Bid’ah Dalam Aqidah

Sebagai tambahan penjelasan bagi  kemaksiatan,  dalam  syariah agama  ini kita mengenal apa yang disebut dengan bid’ah. Yaitu sesuatu yang diada-adakan oleh  manusia  dalam  urusan  agama. Baik bid’ah yang berkaitan dengan aqidah yang dinamakan dengan bid’ah ucapan, maupun bid’ah yang berkaitan dengan amalan.

Bid’ah-bid’ah ini merupakan  salah  satu  jenis  perkara  yang diharamkan  tetapi  berbeda  dengan  kemaksiatan  yang  biasa. Sesungguhnya pelaku bid’ah ini mendekatkan diri  kepada  Allah SWT  dengan  bid’ah-bid’ah  tersebut,  dan  berkeyakinan bahwa dengan bid’ahnya itu dia  telah  melakukan  ketaatan  terhadap Allah   dan  beribadah  kepada-Nya.  Dan  inilah  yang  paling membahayakan.

Bid’ah itu sendiri bisa  berupa  keyakinan  yang  bertentangan dengan  kebenaran  yang  dibawa oleh Rasulullah saw dan ajaran yang terdapat di dalam Kitab Allah.
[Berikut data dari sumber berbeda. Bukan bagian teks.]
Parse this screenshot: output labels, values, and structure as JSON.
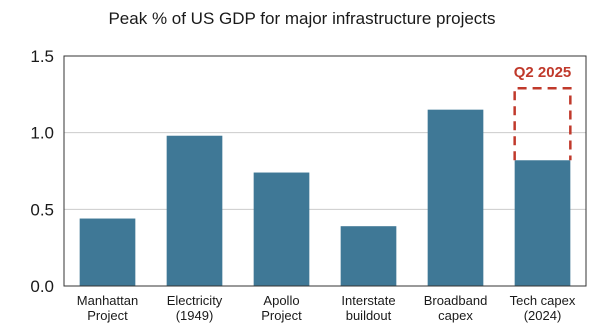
{
  "chart_data": {
    "type": "bar",
    "title": "Peak % of US GDP for major infrastructure projects",
    "xlabel": "",
    "ylabel": "",
    "ylim": [
      0,
      1.5
    ],
    "yticks": [
      "0.0",
      "0.5",
      "1.0",
      "1.5"
    ],
    "grid": true,
    "categories": [
      [
        "Manhattan",
        "Project"
      ],
      [
        "Electricity",
        "(1949)"
      ],
      [
        "Apollo",
        "Project"
      ],
      [
        "Interstate",
        "buildout"
      ],
      [
        "Broadband",
        "capex"
      ],
      [
        "Tech capex",
        "(2024)"
      ]
    ],
    "values": [
      0.44,
      0.98,
      0.74,
      0.39,
      1.15,
      0.82
    ],
    "bar_color": "#3f7896",
    "annotation": {
      "label": "Q2 2025",
      "value": 1.29,
      "category_index": 5,
      "style": "dashed-outline",
      "color": "#c0392b"
    }
  }
}
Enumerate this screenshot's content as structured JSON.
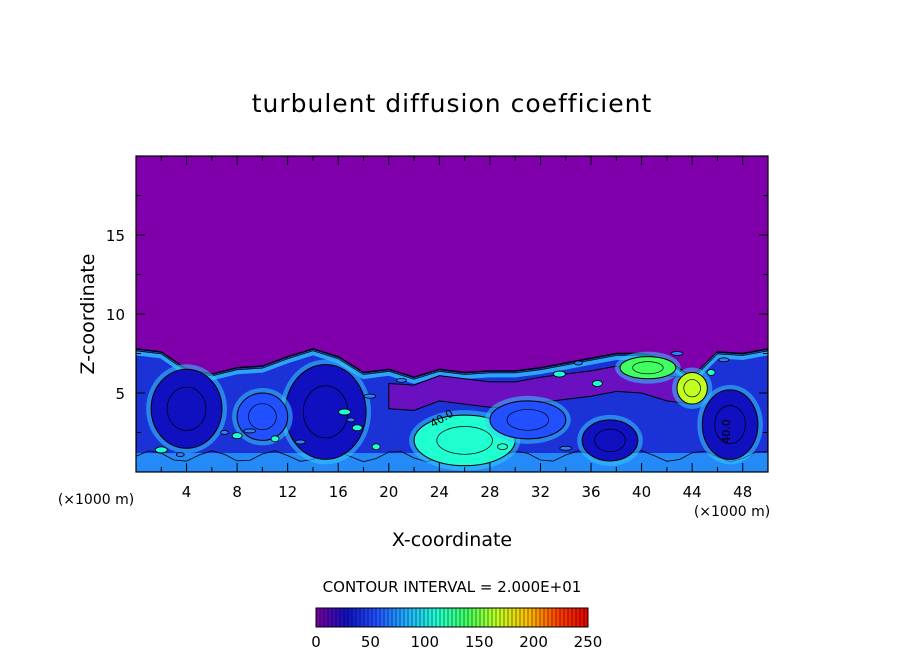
{
  "chart_data": {
    "type": "heatmap",
    "title": "turbulent diffusion coefficient",
    "xlabel": "X-coordinate",
    "ylabel": "Z-coordinate",
    "x_unit_label": "(×1000 m)",
    "z_unit_label": "(×1000 m)",
    "xlim": [
      0,
      50
    ],
    "ylim": [
      0,
      20
    ],
    "x_ticks": [
      4,
      8,
      12,
      16,
      20,
      24,
      28,
      32,
      36,
      40,
      44,
      48
    ],
    "x_tick_labels": [
      "4",
      "8",
      "12",
      "16",
      "20",
      "24",
      "28",
      "32",
      "36",
      "40",
      "44",
      "48"
    ],
    "y_ticks": [
      5,
      10,
      15
    ],
    "y_tick_labels": [
      "5",
      "10",
      "15"
    ],
    "contour_interval_text": "CONTOUR INTERVAL = 2.000E+01",
    "contour_label": "40.0",
    "colorbar": {
      "range": [
        0,
        250
      ],
      "ticks": [
        0,
        50,
        100,
        150,
        200,
        250
      ],
      "tick_labels": [
        "0",
        "50",
        "100",
        "150",
        "200",
        "250"
      ],
      "colors": [
        "#7a00a0",
        "#1010c0",
        "#2050ff",
        "#20b0ff",
        "#20ffd0",
        "#40ff60",
        "#c0ff20",
        "#ffc000",
        "#ff4000",
        "#e00000"
      ]
    },
    "background_color": "#7f00aa",
    "boundary_layer_top": [
      [
        0,
        7.8
      ],
      [
        2,
        7.6
      ],
      [
        4,
        6.5
      ],
      [
        6,
        6.2
      ],
      [
        8,
        6.6
      ],
      [
        10,
        6.7
      ],
      [
        12,
        7.3
      ],
      [
        14,
        7.8
      ],
      [
        16,
        7.3
      ],
      [
        18,
        6.3
      ],
      [
        20,
        6.5
      ],
      [
        22,
        6.0
      ],
      [
        24,
        6.5
      ],
      [
        26,
        6.3
      ],
      [
        28,
        6.4
      ],
      [
        30,
        6.4
      ],
      [
        32,
        6.6
      ],
      [
        34,
        6.9
      ],
      [
        36,
        7.2
      ],
      [
        38,
        7.5
      ],
      [
        40,
        7.5
      ],
      [
        42,
        7.1
      ],
      [
        44,
        6.0
      ],
      [
        46,
        7.6
      ],
      [
        48,
        7.5
      ],
      [
        50,
        7.8
      ]
    ],
    "inversion_layer": [
      [
        20,
        4.0
      ],
      [
        22,
        3.9
      ],
      [
        24,
        4.5
      ],
      [
        26,
        4.3
      ],
      [
        28,
        4.1
      ],
      [
        30,
        4.1
      ],
      [
        32,
        4.4
      ],
      [
        34,
        4.6
      ],
      [
        36,
        4.8
      ],
      [
        38,
        5.1
      ],
      [
        40,
        5.0
      ],
      [
        42,
        4.5
      ],
      [
        44,
        4.3
      ]
    ],
    "eddies": [
      {
        "x": 4.0,
        "z": 4.0,
        "rx": 2.8,
        "rz": 2.5,
        "value": 30
      },
      {
        "x": 15.0,
        "z": 3.8,
        "rx": 3.2,
        "rz": 3.0,
        "value": 30
      },
      {
        "x": 10.0,
        "z": 3.5,
        "rx": 2.0,
        "rz": 1.5,
        "value": 50
      },
      {
        "x": 26.0,
        "z": 2.0,
        "rx": 4.0,
        "rz": 1.6,
        "value": 110
      },
      {
        "x": 31.0,
        "z": 3.3,
        "rx": 3.0,
        "rz": 1.2,
        "value": 60
      },
      {
        "x": 37.5,
        "z": 2.0,
        "rx": 2.2,
        "rz": 1.3,
        "value": 40
      },
      {
        "x": 40.5,
        "z": 6.6,
        "rx": 2.2,
        "rz": 0.7,
        "value": 140
      },
      {
        "x": 44.0,
        "z": 5.3,
        "rx": 1.2,
        "rz": 1.0,
        "value": 170
      },
      {
        "x": 47.0,
        "z": 3.0,
        "rx": 2.2,
        "rz": 2.2,
        "value": 40
      }
    ],
    "scattered_cells": [
      [
        7,
        2.5
      ],
      [
        8,
        2.3
      ],
      [
        9,
        2.6
      ],
      [
        11,
        2.1
      ],
      [
        13,
        1.9
      ],
      [
        16.5,
        3.8
      ],
      [
        17,
        3.3
      ],
      [
        17.5,
        2.8
      ],
      [
        18.5,
        4.8
      ],
      [
        19,
        1.6
      ],
      [
        21,
        5.8
      ],
      [
        33.5,
        6.2
      ],
      [
        35,
        6.9
      ],
      [
        36.5,
        5.6
      ],
      [
        42.8,
        7.5
      ],
      [
        45.5,
        6.3
      ],
      [
        46.5,
        7.1
      ],
      [
        2,
        1.4
      ],
      [
        3.5,
        1.1
      ],
      [
        29,
        1.6
      ],
      [
        34,
        1.5
      ]
    ]
  }
}
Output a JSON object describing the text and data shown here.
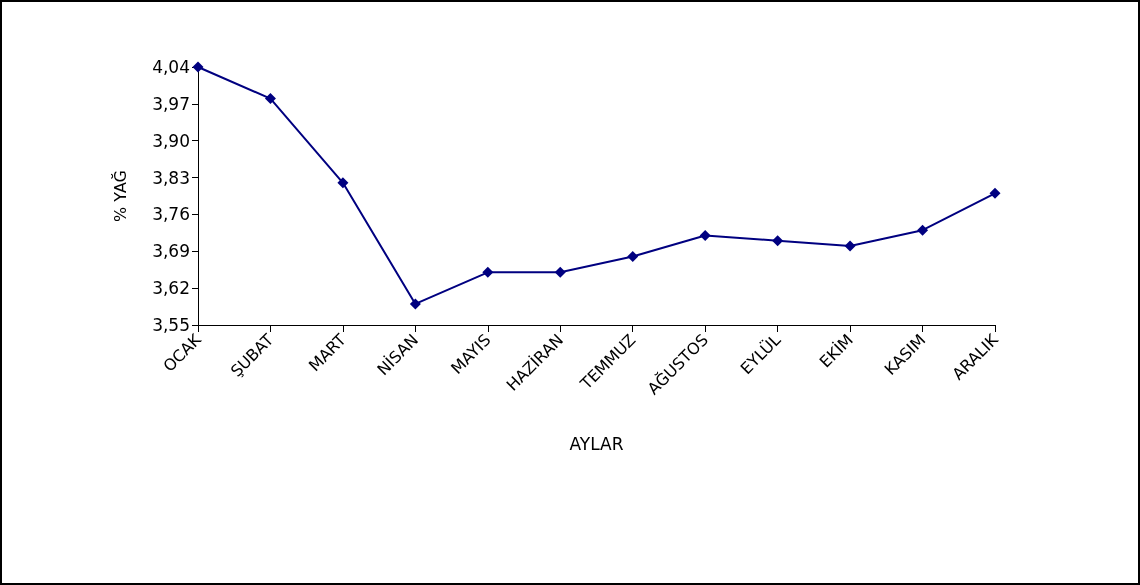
{
  "chart_data": {
    "type": "line",
    "xlabel": "AYLAR",
    "ylabel": "% YAĞ",
    "categories": [
      "OCAK",
      "ŞUBAT",
      "MART",
      "NİSAN",
      "MAYIS",
      "HAZİRAN",
      "TEMMUZ",
      "AĞUSTOS",
      "EYLÜL",
      "EKİM",
      "KASIM",
      "ARALIK"
    ],
    "series": [
      {
        "color": "#000080",
        "values": [
          4.04,
          3.98,
          3.82,
          3.59,
          3.65,
          3.65,
          3.68,
          3.72,
          3.71,
          3.7,
          3.73,
          3.8
        ]
      }
    ],
    "ylim": [
      3.55,
      4.04
    ],
    "yticks": [
      {
        "value": 3.55,
        "label": "3,55"
      },
      {
        "value": 3.62,
        "label": "3,62"
      },
      {
        "value": 3.69,
        "label": "3,69"
      },
      {
        "value": 3.76,
        "label": "3,76"
      },
      {
        "value": 3.83,
        "label": "3,83"
      },
      {
        "value": 3.9,
        "label": "3,90"
      },
      {
        "value": 3.97,
        "label": "3,97"
      },
      {
        "value": 4.04,
        "label": "4,04"
      }
    ],
    "grid": false,
    "marker": "diamond",
    "line_style": "solid"
  }
}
Dan bid’ah untuk jenis ini kita    sebut    dengan   bid’ah   dalam   aqidah   (al-bid’ah al-i’tiqadiyyah)   atau   bid’ah   dalam   ucapan   (al-bid’ah al-qawliyyah); yang sumbernya ialah mengatakan sesuatu tentang Allah yang tidak didasari dengan ilmu pengetahuan. Perkara ini termasuk  salah  satu  perkara haram yang sangat besar. Bahkan Ibn al-Qayyim mengatakan bahwa perkara ini  merupakan  perkara haram yang paling besar. Allah SWT berfirman:

“Katakanlah: ‘Tuhanku hanya mengharamkan perbuatan yang keji, baik yang nampak ataupun yang tersembunyi, dan perbuatan dosa, melanggar hak manusia tanpa alasan yang benar, (mengharamkan) mempersekutukan Allah dengan sesuatu yang Allah tidak menurunkan hujjah untuk itu dan (mengharamkan) mengada-adakan terhadap Allah apa yang tidak kamu ketahui.'” (al-A’raf: 33)

Termasuk dalam hal ini ialah perbuatan mengharamkan  apa  yang dihalalkan  oleh  Allah,  tanpa  dasar yang jelas; sebagaimana difirmankan oleh-Nya:

“Katakanlah: ‘Terangkanlah kepadaku tentang rizki yang diturunkan oleh Allah kepadamu, lalu kamu jadikan sebagiannya haram dan (sebagiannya) halal.’ Katakanlah: ‘Apakah Allah telah memberikan izin kepadamu (tentang ini) atau kamu mengada-adakan saja terhadap Allah?'” (Yunus: 59)

Selain itu, juga perbuatan yang  dimaksudkan  untuk  beribadah kepada Allah tetapi tidak disyariahkan dalam ajaran agama-Nya, seperti  mengadakan  upacara-upacara  keagamaan   yang   tidak diajarkan oleh agama.

“Apakah mereka mempunyai sembahan-sembahan selain Allah yang mensyariahkan untuk mereka agama yang tidak diizinkan oleh Allah?…” (as-Syura: 21)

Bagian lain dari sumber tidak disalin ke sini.